Australian organisations can play a major role in creating social and economic opportunities for Aboriginal and Torres Strait Islanders. Many organisations have a Reconciliation Action Plan (RAP), which provides a useful framework for outlining their reconciliation vision, and also contains details of planned activities and initiatives to support reconciliation. One organisation that we work with has recently connected their well-established RAP with their newly developed D&I Strategy.
There are many benefits for organisations which arise from incorporating their RAP into their Diversity Strategy, including:
- Enabling organisations to take a more holistic view of diversity, rather than a siloed approach requiring separate strategies for different groups e.g. women, people with a disability etc.

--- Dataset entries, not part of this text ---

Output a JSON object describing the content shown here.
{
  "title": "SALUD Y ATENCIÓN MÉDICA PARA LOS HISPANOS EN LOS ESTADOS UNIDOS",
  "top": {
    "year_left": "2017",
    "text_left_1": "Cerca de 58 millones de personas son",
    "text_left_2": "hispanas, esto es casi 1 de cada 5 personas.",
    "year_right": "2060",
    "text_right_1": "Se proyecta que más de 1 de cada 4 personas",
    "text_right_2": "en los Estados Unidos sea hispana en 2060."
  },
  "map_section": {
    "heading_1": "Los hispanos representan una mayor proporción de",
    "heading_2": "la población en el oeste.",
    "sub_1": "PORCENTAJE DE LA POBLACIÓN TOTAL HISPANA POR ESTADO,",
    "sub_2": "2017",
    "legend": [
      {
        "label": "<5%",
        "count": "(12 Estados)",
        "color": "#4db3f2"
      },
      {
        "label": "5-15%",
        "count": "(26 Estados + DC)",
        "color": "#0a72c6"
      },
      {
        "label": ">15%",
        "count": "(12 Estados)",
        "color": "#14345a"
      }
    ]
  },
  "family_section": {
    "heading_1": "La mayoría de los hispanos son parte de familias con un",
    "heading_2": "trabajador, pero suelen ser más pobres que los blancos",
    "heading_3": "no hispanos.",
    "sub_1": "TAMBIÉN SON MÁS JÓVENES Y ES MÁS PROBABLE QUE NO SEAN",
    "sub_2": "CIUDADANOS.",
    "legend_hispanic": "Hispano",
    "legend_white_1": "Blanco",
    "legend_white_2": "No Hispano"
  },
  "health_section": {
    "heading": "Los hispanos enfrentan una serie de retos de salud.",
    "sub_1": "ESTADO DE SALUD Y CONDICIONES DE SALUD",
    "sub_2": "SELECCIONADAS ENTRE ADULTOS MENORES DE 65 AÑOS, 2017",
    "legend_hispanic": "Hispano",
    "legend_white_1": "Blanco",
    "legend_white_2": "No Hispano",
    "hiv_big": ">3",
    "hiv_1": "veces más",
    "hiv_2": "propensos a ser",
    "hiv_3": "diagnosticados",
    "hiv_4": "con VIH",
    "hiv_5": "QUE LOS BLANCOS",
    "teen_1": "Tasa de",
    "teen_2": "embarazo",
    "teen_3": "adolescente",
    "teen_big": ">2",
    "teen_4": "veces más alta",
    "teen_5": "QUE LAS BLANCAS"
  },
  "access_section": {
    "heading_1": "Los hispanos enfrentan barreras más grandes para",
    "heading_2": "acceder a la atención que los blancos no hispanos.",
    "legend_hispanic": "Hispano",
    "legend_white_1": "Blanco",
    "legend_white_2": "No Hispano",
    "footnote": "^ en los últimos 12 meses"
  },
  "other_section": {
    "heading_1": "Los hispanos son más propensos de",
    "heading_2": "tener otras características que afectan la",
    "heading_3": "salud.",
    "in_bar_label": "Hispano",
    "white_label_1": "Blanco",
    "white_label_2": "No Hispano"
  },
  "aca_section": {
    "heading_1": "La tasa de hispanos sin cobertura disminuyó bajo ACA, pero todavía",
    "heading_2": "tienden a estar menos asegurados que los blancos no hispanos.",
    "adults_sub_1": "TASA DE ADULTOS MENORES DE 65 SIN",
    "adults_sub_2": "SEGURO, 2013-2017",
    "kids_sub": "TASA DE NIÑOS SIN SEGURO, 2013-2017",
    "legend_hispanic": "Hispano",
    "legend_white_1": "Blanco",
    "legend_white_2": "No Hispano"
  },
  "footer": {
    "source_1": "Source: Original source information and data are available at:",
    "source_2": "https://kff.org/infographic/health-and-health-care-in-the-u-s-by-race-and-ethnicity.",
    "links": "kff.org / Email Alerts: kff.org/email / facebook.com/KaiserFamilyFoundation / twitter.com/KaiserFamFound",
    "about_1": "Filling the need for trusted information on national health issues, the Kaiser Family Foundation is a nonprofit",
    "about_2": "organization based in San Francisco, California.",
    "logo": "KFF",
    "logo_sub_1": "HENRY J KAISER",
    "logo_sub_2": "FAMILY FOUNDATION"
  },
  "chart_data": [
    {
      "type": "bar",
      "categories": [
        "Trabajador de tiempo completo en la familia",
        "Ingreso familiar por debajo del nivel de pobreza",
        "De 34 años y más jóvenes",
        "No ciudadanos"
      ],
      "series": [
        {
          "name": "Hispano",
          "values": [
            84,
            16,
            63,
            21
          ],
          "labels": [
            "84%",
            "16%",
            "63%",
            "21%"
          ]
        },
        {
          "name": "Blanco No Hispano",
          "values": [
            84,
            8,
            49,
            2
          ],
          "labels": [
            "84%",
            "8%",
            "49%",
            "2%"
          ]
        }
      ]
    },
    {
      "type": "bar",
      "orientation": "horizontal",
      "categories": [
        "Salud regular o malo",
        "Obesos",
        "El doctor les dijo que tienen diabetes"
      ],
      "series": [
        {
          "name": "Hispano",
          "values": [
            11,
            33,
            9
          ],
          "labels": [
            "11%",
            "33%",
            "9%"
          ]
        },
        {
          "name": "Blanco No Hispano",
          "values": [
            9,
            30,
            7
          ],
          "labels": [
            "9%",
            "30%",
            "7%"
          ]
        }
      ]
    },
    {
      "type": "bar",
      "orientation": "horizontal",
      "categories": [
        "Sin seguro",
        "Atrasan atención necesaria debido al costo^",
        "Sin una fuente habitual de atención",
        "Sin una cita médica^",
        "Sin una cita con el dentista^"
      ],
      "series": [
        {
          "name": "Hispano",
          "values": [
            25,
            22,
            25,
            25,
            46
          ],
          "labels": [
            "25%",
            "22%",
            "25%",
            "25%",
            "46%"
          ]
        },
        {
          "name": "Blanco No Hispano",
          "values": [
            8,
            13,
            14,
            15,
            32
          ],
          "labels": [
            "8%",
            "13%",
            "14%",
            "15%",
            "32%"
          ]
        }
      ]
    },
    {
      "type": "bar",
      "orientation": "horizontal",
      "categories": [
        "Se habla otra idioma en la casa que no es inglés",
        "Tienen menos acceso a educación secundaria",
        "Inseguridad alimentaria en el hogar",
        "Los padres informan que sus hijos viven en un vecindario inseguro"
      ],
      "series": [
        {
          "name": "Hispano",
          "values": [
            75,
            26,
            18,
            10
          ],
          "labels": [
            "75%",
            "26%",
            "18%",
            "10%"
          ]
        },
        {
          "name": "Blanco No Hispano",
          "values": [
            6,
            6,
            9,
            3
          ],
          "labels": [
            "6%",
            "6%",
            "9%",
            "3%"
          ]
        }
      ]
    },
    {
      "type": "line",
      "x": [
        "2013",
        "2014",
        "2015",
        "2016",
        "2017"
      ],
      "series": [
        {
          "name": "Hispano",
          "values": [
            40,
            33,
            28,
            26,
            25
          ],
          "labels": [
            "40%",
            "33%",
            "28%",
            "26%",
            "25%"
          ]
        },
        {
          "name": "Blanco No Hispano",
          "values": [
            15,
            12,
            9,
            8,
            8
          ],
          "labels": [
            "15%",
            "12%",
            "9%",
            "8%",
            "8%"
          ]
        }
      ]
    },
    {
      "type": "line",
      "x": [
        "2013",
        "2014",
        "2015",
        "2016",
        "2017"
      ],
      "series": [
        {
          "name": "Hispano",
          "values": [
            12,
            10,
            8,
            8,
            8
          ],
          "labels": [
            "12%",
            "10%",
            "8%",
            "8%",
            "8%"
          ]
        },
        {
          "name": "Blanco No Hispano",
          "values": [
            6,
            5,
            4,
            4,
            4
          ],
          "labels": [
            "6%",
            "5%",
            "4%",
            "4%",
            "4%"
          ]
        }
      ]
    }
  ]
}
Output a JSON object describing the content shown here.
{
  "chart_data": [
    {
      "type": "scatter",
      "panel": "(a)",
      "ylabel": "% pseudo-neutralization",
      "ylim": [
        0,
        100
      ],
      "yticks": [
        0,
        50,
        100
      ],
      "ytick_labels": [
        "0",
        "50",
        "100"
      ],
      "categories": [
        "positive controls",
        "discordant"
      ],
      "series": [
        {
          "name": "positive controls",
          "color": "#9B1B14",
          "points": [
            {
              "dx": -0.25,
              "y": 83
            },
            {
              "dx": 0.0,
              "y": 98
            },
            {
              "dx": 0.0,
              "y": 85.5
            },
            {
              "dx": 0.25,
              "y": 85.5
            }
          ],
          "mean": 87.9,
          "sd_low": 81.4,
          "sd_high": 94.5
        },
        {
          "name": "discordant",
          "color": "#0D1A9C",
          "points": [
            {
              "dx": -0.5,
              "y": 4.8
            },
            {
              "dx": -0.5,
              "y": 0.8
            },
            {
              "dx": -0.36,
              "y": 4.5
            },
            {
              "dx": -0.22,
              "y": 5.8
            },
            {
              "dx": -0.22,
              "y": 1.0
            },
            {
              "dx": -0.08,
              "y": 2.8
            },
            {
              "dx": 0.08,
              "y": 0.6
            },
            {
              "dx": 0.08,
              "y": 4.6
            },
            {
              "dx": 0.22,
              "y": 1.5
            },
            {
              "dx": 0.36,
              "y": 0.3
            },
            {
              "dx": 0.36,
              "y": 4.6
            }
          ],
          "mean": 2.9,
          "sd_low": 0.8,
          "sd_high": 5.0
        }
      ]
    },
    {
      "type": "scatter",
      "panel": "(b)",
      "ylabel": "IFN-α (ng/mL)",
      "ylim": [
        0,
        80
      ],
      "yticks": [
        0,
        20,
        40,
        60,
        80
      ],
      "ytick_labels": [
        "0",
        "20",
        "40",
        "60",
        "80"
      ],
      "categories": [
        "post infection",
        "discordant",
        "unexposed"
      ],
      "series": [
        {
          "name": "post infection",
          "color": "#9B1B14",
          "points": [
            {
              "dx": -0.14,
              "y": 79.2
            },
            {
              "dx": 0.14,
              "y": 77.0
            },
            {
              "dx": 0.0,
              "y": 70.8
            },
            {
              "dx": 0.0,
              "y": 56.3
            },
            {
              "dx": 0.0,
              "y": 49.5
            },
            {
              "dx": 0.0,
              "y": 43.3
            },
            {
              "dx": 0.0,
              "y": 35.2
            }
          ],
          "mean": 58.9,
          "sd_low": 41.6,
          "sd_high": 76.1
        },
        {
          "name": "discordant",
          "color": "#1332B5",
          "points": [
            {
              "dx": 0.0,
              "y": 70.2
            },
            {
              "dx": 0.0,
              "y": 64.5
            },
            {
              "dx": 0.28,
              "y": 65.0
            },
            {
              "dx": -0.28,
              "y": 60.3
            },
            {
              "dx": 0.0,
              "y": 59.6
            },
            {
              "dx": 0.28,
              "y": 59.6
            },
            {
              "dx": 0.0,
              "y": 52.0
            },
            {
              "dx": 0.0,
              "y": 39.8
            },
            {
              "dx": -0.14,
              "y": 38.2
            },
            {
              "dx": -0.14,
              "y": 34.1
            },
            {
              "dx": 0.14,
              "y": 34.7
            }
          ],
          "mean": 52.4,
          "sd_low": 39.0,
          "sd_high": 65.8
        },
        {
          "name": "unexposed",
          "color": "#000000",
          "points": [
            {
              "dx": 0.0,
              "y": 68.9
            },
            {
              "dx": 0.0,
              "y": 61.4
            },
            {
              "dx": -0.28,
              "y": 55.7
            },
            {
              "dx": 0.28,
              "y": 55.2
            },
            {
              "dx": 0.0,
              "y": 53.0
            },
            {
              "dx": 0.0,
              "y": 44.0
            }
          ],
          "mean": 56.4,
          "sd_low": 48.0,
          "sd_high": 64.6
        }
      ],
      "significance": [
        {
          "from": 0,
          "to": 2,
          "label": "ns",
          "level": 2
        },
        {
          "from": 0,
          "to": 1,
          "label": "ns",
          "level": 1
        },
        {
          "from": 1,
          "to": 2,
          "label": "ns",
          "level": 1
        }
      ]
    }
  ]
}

- Aligning reconciliation activities and events with other initiatives which support diversity more broadly
- Building on the clear business case for diversity, which provides a financial impetus for organisations to become more diverse and inclusive in order to both attract and retain greater diversity
- Incorporating the learning from activities they have rolled out as part of their RAP regarding the types of activities and initiatives that work best to engage their employees, and consideringthis when planning their Diversity activities
Ultimately an organisation which is inclusive of all people, through an inclusive culture, inclusive leaders and inclusive infrastructure (e.g. their systems and processes), will be able to capitalise on the diversity of thought, background and experience within their business.